Even just people walking around would create some airflow -- an HVAC would create both airflow and temperature gradient.
Blowing the droplets away is effective, but also blowing them in to either each other or a surface is also effective.
Evaporation also occurs -- the smallest droplets likely would evaporate long before this model shows them hitting the ground or dissipating.
To your final point, I direct you to the hygiene hypothesis -- you definitely want to periodically encounter low levels of non-lethal pathogens.
Yeah, people should take reasonable precautions when they are sick, and you should wash your hands whenever they're dirty or before you eat/stick your fingers in your nose (or at least 5x per day just on general principle), but we shouldn't stop having human social contact, and you shouldn't live in a Cleanroom.

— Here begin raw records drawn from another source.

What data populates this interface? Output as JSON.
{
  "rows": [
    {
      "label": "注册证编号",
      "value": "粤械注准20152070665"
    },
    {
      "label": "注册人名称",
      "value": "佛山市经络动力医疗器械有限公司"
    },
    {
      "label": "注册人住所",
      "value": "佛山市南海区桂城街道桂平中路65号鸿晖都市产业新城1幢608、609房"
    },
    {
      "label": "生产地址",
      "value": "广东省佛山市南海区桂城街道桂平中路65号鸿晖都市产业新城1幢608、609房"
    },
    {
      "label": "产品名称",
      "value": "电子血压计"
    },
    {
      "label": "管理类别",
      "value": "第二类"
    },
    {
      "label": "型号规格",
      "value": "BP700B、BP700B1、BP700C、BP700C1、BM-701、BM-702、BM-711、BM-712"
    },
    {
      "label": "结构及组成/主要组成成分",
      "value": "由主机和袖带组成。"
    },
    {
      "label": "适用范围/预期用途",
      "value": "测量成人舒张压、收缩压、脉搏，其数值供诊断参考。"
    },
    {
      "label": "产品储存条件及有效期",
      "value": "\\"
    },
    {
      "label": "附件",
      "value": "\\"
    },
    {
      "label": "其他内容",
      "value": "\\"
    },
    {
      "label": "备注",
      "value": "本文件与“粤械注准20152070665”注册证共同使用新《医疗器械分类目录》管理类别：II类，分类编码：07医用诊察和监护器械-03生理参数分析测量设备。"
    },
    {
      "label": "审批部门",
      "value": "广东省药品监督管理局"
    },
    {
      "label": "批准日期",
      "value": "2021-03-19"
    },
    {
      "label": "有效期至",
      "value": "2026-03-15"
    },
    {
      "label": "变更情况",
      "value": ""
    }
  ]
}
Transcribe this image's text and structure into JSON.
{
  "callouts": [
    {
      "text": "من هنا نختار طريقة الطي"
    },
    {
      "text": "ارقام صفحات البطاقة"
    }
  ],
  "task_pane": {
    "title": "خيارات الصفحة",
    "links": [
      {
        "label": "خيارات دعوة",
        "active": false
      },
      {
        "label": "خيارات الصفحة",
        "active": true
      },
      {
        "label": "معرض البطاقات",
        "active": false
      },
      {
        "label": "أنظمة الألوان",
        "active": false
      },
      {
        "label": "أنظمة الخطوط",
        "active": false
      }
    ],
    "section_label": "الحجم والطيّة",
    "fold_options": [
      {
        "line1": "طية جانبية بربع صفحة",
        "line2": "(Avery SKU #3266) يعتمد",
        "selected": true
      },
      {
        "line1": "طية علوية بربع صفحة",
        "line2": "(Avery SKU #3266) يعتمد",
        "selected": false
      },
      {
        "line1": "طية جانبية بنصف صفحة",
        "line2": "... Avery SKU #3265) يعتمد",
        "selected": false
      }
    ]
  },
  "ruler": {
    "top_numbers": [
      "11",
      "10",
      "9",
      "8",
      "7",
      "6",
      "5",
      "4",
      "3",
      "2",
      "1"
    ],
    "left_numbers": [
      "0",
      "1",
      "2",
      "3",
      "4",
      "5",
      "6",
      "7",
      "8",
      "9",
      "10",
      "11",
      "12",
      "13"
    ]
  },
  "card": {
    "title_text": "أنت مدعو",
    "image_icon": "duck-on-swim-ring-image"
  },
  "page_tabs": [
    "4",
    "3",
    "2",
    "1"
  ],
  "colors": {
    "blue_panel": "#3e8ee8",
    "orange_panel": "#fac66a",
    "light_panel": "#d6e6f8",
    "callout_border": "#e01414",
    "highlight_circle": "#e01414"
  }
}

My logic for subsidizing good HVAC also applies to other pathogen mitigation technologies. No-touch sinks in public areas are one example.
In the 'real' environment micro-droplets are shown to be suspended for minutes. It is the larger droplets that are pulled down by gravity and do not make it far. But the micro droplets can contain more than enough virus particles.
It is shown that the room gradually accumulates more and more suspended droplets as people continuously produce them, not just through sneezing and coughing, but just by talking and breathing.
In a typical office environment there is continuous low velocity air circulation spreading these droplets through the room and saturating the whole space with them.
The video shows also that cross drafts, which produce a high air replacement, can take the droplets outside of the room which is a good thing. The moment the draft is closed the accumulation starts anew.
WHO claims that the virus is transmitted via contact or heavy droplets and some other study previously linked on HN refered that aerosolization was only a risk in ICU when extubating a patient.
But this video seems to contradict that, no?